Theater-therapy is defined as the staging of one’s experiences, in the context of a group, with the support of some principles of stage presence that derive from the art of the actor (Orioli W., 2001).
The different approaches already tested can guide the theatrotherapy paths, each of which tends to activate one or more processes of personal growth and healing through the therapeutic use of acting. For example, the interpretation of a role on stage can allow you to exercise everyday parts of yourself that you refuse to know firsthand. By inventing “a game of parts” that can be experienced through the safe dimension of the “character”, one allows oneself to suspend the consequences of one’s actions for a defined period, one can stop and listen to and relive one’s “experiences” that one they generate through representation. The representation, “the as if …” typical of the narrative, thus fulfills its therapeutic function that arises from allowing the full expression and realization of oneself, overcoming prejudices and stereotypes, welcoming rejected (neglected) parts of one’s history or oneself that can be re-enacted in fiction and repositioned in one’s internal world.
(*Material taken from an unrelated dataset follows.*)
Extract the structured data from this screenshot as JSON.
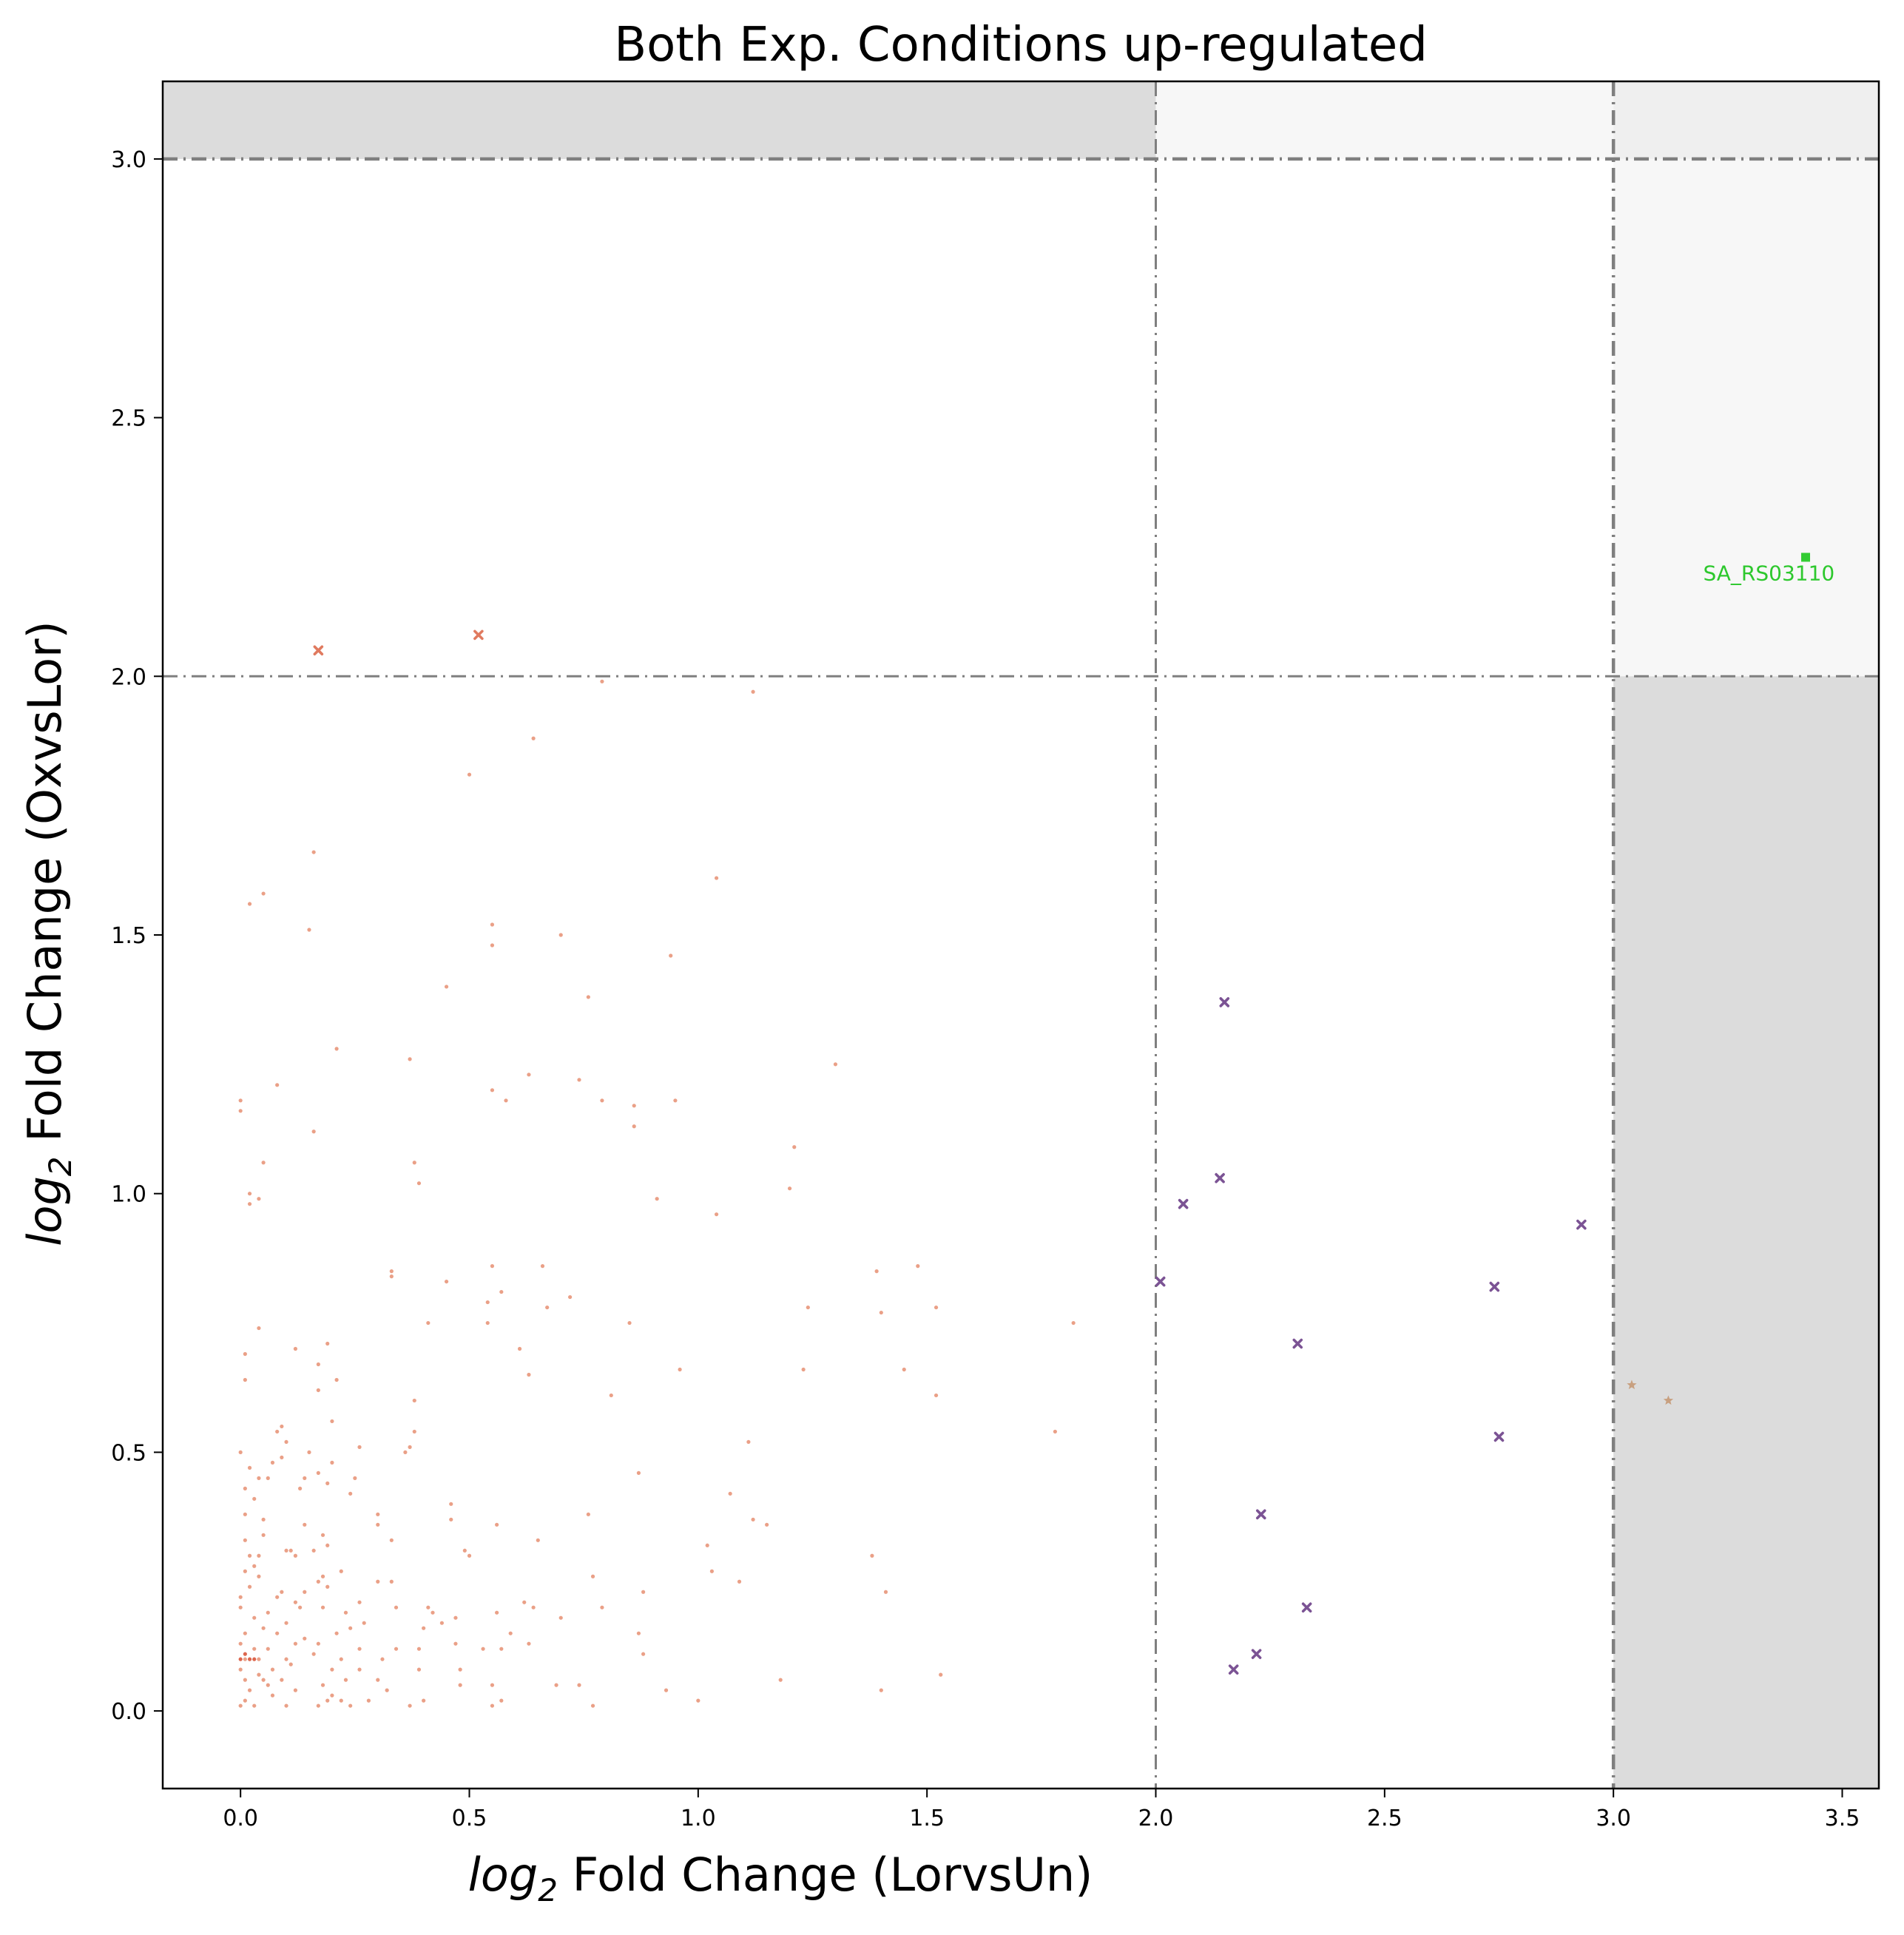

After having created a protected place (for example a setting where a stage is simulated and seats for spectators) the most intimate parts of oneself can be represented, a person can discover and restructure his own personality through the character, dropping the masks and accessing one’s true identity, what it can feel itself to be, finding itself in the shoes of what in everyday life “is not” and what in reality “would like to be”. Theatrical activity is a great tool to promote awareness within us and in the relationship with the real world. It is an indelible process of knowledge and transformation that is triggered, like a time bomb, by activating one’s emotions and expression in body gestures. In fact, being focused on the creative use of imagination and the expressive use of the body dimension, it implies an awareness and education in one’s sensoriality, in the use of one’s body and one’s voice. Theatrotherapy can be defined as a pedagogical process of growth and development of the person whose goal is to harmonize the relationship between body, mind and spirit in the relationship with oneself and with others.
The theatrotherapeutic approach is based on the experience of the theater of the twentieth century and on the actor’s work on himself, using the methodologies of Stanislavskij, Grotowski and Barba, while drawing on texts from all theatrical eras. According to the psychological address, it refers to Freudian psychoanalysis, to Jung for his work on dreams, symbols and the unconscious. Winnicott’s studies on the value of play and the principles of dynamic psychotherapy (mainly as regards the exploration of the different aspects of the self) should also be included.
Per diventare teatroterapeuta occorre una formazione professionale: non ci si può improvvisare né per la parte psicologica né per la parte teatrale. I rischi sono molto alti. Sia da un punto di vista deontologico e sia da un punto di vista correlato alla salute e al benessere del “paziente”, perché se di aiuto, di sostegno, di “terapia” si parla, non si tratta soltanto di mettere in scena i vissuti degli utenti, ma anche di poterli “sostenere” professionalmente, di fronte a situazioni di “crisi” o quant’altro.
In addition to being a clinical psychologist, I myself attended three years of theater school with Grotowski’s methodologies and three years of theatrical internships at the Free University of Alcatraz with the great masters Dario Fo and Franca Rame. The result was the collaboration and training with the theater company Banned Theater and the Teatro Stabile di Catania for the staging of Studio per Carne da Macello, where the undersigned played both the role of actress and the role of psychosexologist.